The inefficiency in the tax administration, corruption of officials and various loopholes are responsible for this. It is well known that among the worst offenders are professionals whose fees evade taxes by various ruses such as the acceptance of only cash. There is a need for drastic and innovative measures to curb evasion. Whether it would be practical to achieve the desired increase in revenues is a moot question.
The other approach is to reduce expenditure.
As President Mahinda Rajapaksa correctly pointed out soon after the victory in the war, waste must be wiped out. This means wasteful expenditure at all levels, with the priority on cutting down large amounts. Among the areas of reduction should be losses in public corporations, ineffective subsidies and waste. The ways in which public expenditure should be cut are well known but perhaps difficult to achieve owing to political constraints.Exchange rate management is vital for the country as it is very much dependent on exports. The country has a persistent problem of trade deficits and the more these widen the more pressure there is on the reserves.

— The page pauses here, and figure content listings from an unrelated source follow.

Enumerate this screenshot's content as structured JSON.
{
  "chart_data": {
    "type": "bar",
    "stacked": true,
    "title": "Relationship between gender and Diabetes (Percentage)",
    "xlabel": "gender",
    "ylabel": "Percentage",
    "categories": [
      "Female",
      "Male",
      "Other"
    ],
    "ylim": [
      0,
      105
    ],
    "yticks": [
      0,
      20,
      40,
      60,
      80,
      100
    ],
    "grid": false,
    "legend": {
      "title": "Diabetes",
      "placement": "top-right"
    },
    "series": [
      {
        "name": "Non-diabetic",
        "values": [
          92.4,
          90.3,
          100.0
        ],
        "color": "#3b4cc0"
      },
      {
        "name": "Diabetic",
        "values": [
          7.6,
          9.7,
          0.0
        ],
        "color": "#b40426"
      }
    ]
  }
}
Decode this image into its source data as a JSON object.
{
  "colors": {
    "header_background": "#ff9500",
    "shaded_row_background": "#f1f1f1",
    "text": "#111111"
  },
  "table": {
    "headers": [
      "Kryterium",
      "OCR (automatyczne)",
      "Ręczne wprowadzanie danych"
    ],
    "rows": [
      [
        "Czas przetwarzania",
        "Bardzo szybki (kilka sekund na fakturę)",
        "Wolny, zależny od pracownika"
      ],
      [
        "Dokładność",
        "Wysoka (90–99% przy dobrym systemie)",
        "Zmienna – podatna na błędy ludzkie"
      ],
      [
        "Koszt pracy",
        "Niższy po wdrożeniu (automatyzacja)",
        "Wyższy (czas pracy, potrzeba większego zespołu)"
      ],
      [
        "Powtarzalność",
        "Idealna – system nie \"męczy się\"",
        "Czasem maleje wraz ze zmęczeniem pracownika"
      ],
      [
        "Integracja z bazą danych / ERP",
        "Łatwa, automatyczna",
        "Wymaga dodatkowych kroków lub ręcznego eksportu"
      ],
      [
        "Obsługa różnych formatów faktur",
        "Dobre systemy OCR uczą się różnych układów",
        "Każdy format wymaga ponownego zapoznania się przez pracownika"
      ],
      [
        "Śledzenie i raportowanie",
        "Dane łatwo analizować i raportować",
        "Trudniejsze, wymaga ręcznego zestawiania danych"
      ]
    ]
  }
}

In the first half of this year exports of industrial items like garments, rubber and ceramic products lost markets owing to the relative appreciation of the Rupee. What matters is not the nominal exchange rate but the real effective exchange rate that adjusts it to the rates of inflation in competing countries. This is not a very well understood aspect of the exchange rate management. Consequently some ask: why is it that the country remains uncompetitive despite the depreciation of the Rupee over time? The answer lies in the fact that we have not made adequate adjustments in the exchange rate vis-à-vis our competitors who have had lower rates of inflation. Once again we return to the issue of the fiscal balance as the magnitude of the deficit is an important determinant of the rate of inflation.
The third factor of importance is to ensure there is an adequate supply of credit to the private sector at costs that make it profitable to borrow. A current problem is that the cost of credit is still high in relation to the avenues for profitable employment of borrowed funds and the supply of credit is inadequate as banks prefer to use their funds for risk free lending to the government.
It would be imprudent to think that just because there is peace there would be economic prosperity. No doubt there would be a measure of growth owing to peaceful conditions in the country, but getting the economic policies correct is vital for realising the full potential of the economy.
The three variables of fiscal consolidation, exchange rate management and appropriate monetary policies are indeed vital components of a strategy to achieve the full potential of the economy.